Hi looking to put some heat into our t25, aircooled petrol. Have seen propex and erberspacer products advertised amongst others. We want to be able to wild out more than at present so it would get a lot of use, like say now!! any advice or experience would be most grateful. thanks,


----------



## mikejay (Nov 30, 2009)

I fitted a propex in our lt keeps us nice and warm and we try and get away all year round fitted a thermostat so you can set it and forget about it when you go to bed.It runs on gas and is sealed so no worries about carbon monoxide.If you go the erberspacer route you will need a petrol version or you will need a diesel tank for it although i think a petrol erberspacer might be cheaper than a propex.


----------



## kalamitty (Dec 1, 2009)

when we had a t25 i installed a propex under the seat with the heater tubes blowing into the main area, you need to drill to holes for the air intake and exhaust but you can leave it running alnight as long as you have good battery as at certain voltage it will cut out, well worth installing.


----------



## oldiebutgoodie (Dec 3, 2009)

I use a Webasto airtop 2000 in my t25. I had to add a separate diesel tank for it though as I run the van on waste vegetable oil.
People seem to overlook Webasto heaters for some reason.(maybe they have only heard of Eberspachers.)
There are also Mikuni ones that you could consider.


----------



## mikejay (Dec 4, 2009)

Yes people dont talk much about the webasto which means you can some times get a good deal i have a webasto diesel water heater stuck in the garage i got at a good price i keep meaning to fit it and have hot water and heating from it but have never got round to doing it yet


----------



## JED THE SPREAD (Dec 4, 2009)

A propex uses loads of gas and costs quite a bit to run unless you have an under slung lpg tank like i have on my t25. Ebbers are great, cheap to run and if plumbed into your fuel tank and in your case is a petrol ebber will keep the van toasty and lets be honest the aircooled engine heater is abit pants but uses quit alot of juice from the leisure battery on start up. Best way to get round this is to start the van when you first fire it up for two minutes then turn the engine off and leave it blowing away all night.. They are quite noisy though so if your doing a discrete wild camp like in a pub carpark it can give the game away The webasto air heater is like an ebber bit they also do a coolant heater version that i have on my doublecab syncro t25, No good for you though because your air cooled. 
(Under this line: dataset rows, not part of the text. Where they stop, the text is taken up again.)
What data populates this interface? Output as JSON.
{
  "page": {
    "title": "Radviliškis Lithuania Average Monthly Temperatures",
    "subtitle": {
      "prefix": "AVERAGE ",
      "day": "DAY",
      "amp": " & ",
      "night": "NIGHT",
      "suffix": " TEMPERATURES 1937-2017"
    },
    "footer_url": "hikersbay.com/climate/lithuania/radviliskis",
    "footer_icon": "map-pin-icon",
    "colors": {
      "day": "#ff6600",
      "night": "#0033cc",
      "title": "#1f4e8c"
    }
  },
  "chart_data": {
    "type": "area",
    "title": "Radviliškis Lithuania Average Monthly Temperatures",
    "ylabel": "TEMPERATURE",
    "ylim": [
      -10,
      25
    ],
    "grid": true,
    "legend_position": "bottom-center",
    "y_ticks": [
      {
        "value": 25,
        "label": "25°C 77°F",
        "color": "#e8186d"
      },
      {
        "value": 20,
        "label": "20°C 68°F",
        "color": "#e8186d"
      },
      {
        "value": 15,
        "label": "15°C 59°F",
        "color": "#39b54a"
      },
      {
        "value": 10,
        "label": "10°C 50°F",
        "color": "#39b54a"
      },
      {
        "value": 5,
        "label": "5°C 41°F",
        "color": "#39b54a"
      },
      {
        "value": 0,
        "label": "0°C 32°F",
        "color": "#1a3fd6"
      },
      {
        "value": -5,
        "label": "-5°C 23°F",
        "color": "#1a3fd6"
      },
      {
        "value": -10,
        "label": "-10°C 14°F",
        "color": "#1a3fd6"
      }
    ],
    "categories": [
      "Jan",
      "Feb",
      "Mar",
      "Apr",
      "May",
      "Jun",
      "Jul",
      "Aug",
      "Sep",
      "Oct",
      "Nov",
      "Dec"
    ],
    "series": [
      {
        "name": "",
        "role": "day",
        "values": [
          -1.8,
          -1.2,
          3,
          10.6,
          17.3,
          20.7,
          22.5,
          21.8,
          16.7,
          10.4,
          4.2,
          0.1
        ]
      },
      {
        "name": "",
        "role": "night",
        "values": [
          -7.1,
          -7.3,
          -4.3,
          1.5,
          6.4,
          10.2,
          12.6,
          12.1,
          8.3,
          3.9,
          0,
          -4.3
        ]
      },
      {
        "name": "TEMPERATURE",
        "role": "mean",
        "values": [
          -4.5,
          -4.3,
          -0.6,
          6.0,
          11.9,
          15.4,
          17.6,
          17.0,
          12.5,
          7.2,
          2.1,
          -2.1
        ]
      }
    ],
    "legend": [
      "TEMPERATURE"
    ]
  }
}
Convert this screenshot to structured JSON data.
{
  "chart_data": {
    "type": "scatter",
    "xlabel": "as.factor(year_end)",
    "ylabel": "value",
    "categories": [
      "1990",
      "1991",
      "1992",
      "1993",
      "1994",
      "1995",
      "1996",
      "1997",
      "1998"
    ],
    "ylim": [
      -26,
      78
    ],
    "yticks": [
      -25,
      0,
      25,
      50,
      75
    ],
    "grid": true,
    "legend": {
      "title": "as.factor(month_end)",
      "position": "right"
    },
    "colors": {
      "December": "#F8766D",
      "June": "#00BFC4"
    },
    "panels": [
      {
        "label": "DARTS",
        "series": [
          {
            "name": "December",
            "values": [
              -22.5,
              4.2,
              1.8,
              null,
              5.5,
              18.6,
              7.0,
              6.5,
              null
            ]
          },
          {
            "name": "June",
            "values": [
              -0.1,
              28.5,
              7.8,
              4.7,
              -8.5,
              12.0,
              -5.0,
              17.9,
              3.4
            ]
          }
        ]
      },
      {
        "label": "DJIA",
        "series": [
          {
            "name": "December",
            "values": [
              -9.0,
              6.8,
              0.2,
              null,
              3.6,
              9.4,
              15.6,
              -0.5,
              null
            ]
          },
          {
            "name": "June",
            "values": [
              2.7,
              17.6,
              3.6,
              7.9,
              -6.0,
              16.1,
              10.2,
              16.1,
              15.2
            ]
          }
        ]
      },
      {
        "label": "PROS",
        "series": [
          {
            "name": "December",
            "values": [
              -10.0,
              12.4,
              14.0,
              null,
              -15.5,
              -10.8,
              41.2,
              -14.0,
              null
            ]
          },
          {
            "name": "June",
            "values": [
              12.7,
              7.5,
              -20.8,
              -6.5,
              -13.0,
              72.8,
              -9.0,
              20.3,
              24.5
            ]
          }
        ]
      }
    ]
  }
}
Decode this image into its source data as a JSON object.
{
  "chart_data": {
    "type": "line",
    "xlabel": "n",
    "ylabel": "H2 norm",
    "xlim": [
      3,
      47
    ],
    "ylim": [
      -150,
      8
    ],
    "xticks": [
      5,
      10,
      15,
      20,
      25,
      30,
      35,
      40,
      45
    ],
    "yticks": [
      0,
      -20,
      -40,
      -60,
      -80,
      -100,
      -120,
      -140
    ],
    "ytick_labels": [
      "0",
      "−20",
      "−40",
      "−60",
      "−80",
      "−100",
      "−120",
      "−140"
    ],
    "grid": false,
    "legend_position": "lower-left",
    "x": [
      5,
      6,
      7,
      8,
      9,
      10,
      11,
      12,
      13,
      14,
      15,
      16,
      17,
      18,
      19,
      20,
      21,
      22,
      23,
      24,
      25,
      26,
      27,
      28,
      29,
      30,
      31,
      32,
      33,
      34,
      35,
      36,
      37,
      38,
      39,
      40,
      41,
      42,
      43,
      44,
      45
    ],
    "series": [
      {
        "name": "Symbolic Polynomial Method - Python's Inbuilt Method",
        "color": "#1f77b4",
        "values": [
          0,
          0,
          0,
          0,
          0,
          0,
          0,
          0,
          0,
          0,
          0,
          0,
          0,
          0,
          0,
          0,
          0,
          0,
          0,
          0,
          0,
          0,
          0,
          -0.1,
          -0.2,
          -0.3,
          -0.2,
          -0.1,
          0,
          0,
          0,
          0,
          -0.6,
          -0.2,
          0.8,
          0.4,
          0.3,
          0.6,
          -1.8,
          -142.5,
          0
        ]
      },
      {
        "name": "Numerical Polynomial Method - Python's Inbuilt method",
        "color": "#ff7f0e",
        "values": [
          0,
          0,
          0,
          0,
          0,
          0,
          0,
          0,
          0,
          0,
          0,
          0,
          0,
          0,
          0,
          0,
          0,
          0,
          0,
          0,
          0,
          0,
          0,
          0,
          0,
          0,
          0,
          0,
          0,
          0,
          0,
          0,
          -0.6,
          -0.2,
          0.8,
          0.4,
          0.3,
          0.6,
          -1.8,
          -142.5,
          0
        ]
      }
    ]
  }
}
Any of the other compact heaters are no good to leave on all night like the portable cartridge fueled type. Leave them on all night and you will wake up dead.

jed


----------



## jeffscarborough (Dec 4, 2009)

I fitted a new Propex 2000 to my last camper van. It was very good.

It seemed to be good on propane usage to me, but my van was small (VW T4) and was well insulated.
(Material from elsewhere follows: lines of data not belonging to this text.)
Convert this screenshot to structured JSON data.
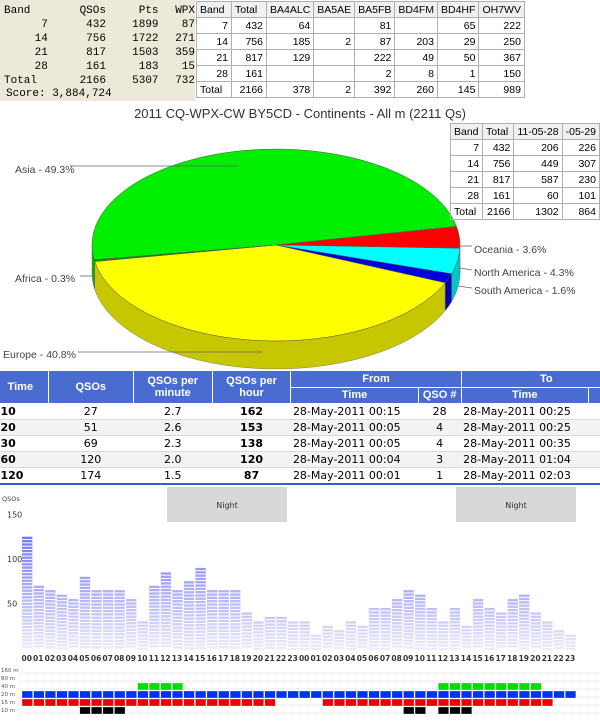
{
  "score_panel": {
    "headers": [
      "Band",
      "QSOs",
      "Pts",
      "WPX"
    ],
    "rows": [
      [
        "7",
        "432",
        "1899",
        "87"
      ],
      [
        "14",
        "756",
        "1722",
        "271"
      ],
      [
        "21",
        "817",
        "1503",
        "359"
      ],
      [
        "28",
        "161",
        "183",
        "15"
      ],
      [
        "Total",
        "2166",
        "5307",
        "732"
      ]
    ],
    "score": "Score: 3,884,724"
  },
  "ops_table": {
    "headers": [
      "Band",
      "Total",
      "BA4ALC",
      "BA5AE",
      "BA5FB",
      "BD4FM",
      "BD4HF",
      "OH7WV"
    ],
    "rows": [
      [
        "7",
        "432",
        "64",
        "",
        "81",
        "",
        "65",
        "222"
      ],
      [
        "14",
        "756",
        "185",
        "2",
        "87",
        "203",
        "29",
        "250"
      ],
      [
        "21",
        "817",
        "129",
        "",
        "222",
        "49",
        "50",
        "367"
      ],
      [
        "28",
        "161",
        "",
        "",
        "2",
        "8",
        "1",
        "150"
      ],
      [
        "Total",
        "2166",
        "378",
        "2",
        "392",
        "260",
        "145",
        "989"
      ]
    ]
  },
  "pie": {
    "title": "2011 CQ-WPX-CW BY5CD - Continents - All m (2211 Qs)",
    "colors": {
      "Asia": "#00ee00",
      "Oceania": "#ff0000",
      "North America": "#00ffff",
      "South America": "#0000dd",
      "Europe": "#ffff00",
      "Africa": "#009900"
    },
    "labels": {
      "asia": "Asia - 49.3%",
      "oceania": "Oceania - 3.6%",
      "north_america": "North America - 4.3%",
      "south_america": "South America - 1.6%",
      "europe": "Europe - 40.8%",
      "africa": "Africa - 0.3%"
    }
  },
  "chart_data": {
    "type": "pie",
    "title": "2011 CQ-WPX-CW BY5CD - Continents - All m (2211 Qs)",
    "categories": [
      "Asia",
      "Oceania",
      "North America",
      "South America",
      "Europe",
      "Africa"
    ],
    "values": [
      49.3,
      3.6,
      4.3,
      1.6,
      40.8,
      0.3
    ]
  },
  "date_table": {
    "headers": [
      "Band",
      "Total",
      "11-05-28",
      "-05-29"
    ],
    "rows": [
      [
        "7",
        "432",
        "206",
        "226"
      ],
      [
        "14",
        "756",
        "449",
        "307"
      ],
      [
        "21",
        "817",
        "587",
        "230"
      ],
      [
        "28",
        "161",
        "60",
        "101"
      ],
      [
        "Total",
        "2166",
        "1302",
        "864"
      ]
    ]
  },
  "rate_table": {
    "headers": {
      "time": "Time",
      "qsos": "QSOs",
      "per_min": "QSOs per minute",
      "per_hour": "QSOs per hour",
      "from": "From",
      "to": "To",
      "f_time": "Time",
      "f_qso": "QSO #",
      "t_time": "Time",
      "t_q": "Q"
    },
    "rows": [
      [
        "10",
        "27",
        "2.7",
        "162",
        "28-May-2011 00:15",
        "28",
        "28-May-2011 00:25"
      ],
      [
        "20",
        "51",
        "2.6",
        "153",
        "28-May-2011 00:05",
        "4",
        "28-May-2011 00:25"
      ],
      [
        "30",
        "69",
        "2.3",
        "138",
        "28-May-2011 00:05",
        "4",
        "28-May-2011 00:35"
      ],
      [
        "60",
        "120",
        "2.0",
        "120",
        "28-May-2011 00:04",
        "3",
        "28-May-2011 01:04"
      ],
      [
        "120",
        "174",
        "1.5",
        "87",
        "28-May-2011 00:01",
        "1",
        "28-May-2011 02:03"
      ]
    ]
  },
  "activity": {
    "ylabel": "QSOs",
    "yticks": [
      "150",
      "100",
      "50"
    ],
    "night_label": "Night",
    "hours": [
      "00",
      "01",
      "02",
      "03",
      "04",
      "05",
      "06",
      "07",
      "08",
      "09",
      "10",
      "11",
      "12",
      "13",
      "14",
      "15",
      "16",
      "17",
      "18",
      "19",
      "20",
      "21",
      "22",
      "23",
      "00",
      "01",
      "02",
      "03",
      "04",
      "05",
      "06",
      "07",
      "08",
      "09",
      "10",
      "11",
      "12",
      "13",
      "14",
      "15",
      "16",
      "17",
      "18",
      "19",
      "20",
      "21",
      "22",
      "23"
    ],
    "counts": [
      125,
      70,
      65,
      60,
      55,
      80,
      65,
      65,
      65,
      55,
      30,
      70,
      85,
      65,
      75,
      90,
      65,
      65,
      65,
      40,
      30,
      35,
      35,
      30,
      30,
      15,
      25,
      20,
      30,
      25,
      45,
      45,
      55,
      65,
      60,
      45,
      30,
      45,
      25,
      55,
      45,
      40,
      55,
      60,
      40,
      30,
      20,
      15
    ],
    "band_labels": [
      "160 m",
      "80 m",
      "40 m",
      "20 m",
      "15 m",
      "10 m"
    ],
    "band_colors": {
      "40 m": "#00dd00",
      "20 m": "#0033ee",
      "15 m": "#ee0000",
      "10 m": "#000000"
    },
    "band_activity": {
      "40 m": [
        0,
        0,
        0,
        0,
        0,
        0,
        0,
        0,
        0,
        0,
        1,
        1,
        1,
        1,
        0,
        0,
        0,
        0,
        0,
        0,
        0,
        0,
        0,
        0,
        0,
        0,
        0,
        0,
        0,
        0,
        0,
        0,
        0,
        0,
        0,
        0,
        1,
        1,
        1,
        1,
        1,
        1,
        1,
        1,
        1,
        0,
        0,
        0
      ],
      "20 m": [
        1,
        1,
        1,
        1,
        1,
        1,
        1,
        1,
        1,
        1,
        1,
        1,
        1,
        1,
        1,
        1,
        1,
        1,
        1,
        1,
        1,
        1,
        1,
        1,
        1,
        1,
        1,
        1,
        1,
        1,
        1,
        1,
        1,
        1,
        1,
        1,
        1,
        1,
        1,
        1,
        1,
        1,
        1,
        1,
        1,
        1,
        1,
        1
      ],
      "15 m": [
        1,
        1,
        1,
        1,
        1,
        1,
        1,
        1,
        1,
        1,
        1,
        1,
        1,
        1,
        1,
        1,
        1,
        1,
        1,
        1,
        1,
        1,
        0,
        0,
        0,
        0,
        1,
        1,
        1,
        1,
        1,
        1,
        1,
        1,
        1,
        1,
        1,
        1,
        1,
        1,
        1,
        1,
        1,
        1,
        1,
        1,
        0,
        0
      ],
      "10 m": [
        0,
        0,
        0,
        0,
        0,
        1,
        1,
        1,
        1,
        0,
        0,
        0,
        0,
        0,
        0,
        0,
        0,
        0,
        0,
        0,
        0,
        0,
        0,
        0,
        0,
        0,
        0,
        0,
        0,
        0,
        0,
        0,
        0,
        1,
        1,
        0,
        1,
        1,
        1,
        0,
        0,
        0,
        0,
        0,
        0,
        0,
        0,
        0
      ]
    }
  }
}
Put 'Propex' into the site search, plenty of info there.


----------



## hobenhobo (Dec 4, 2009)

hi thanks to all for your experience based advice, regarding van heating types/systems etc for our t25, plenty to consider. Another query whats the difference between LPG and propane?. I've sometimes seen LPG termed as (liquid propane gas) as opposed to (liquid petroleum gas).


----------



## maingate (Dec 4, 2009)

LPG is Liquified Petroleum Gas.

The 2 main types for Caravanning and Motorhoming are Propane and Butane.

Butane is not good in cold weather as it only turns from liquid to gas very slowly. Not at all if it is cold enough.

Propane does not have this problem and is the best choice.

LPG from garages is Propane gas.


----------



## kalamitty (Dec 5, 2009)

to make it simple stick with the red bottles all year round, thats propane. and the screw on regulater is a left handed thread. thats if youv'e got room in your locker for the bottle, otherwise you might have to use camping gaz 902 clyinders. which are butane and have a tend to freeze at lower temps.


----------



## maingate (Dec 5, 2009)

Butane does not freeze at lower temperatures.

Its ability to change from liquid to gas is affected by low temps.


----------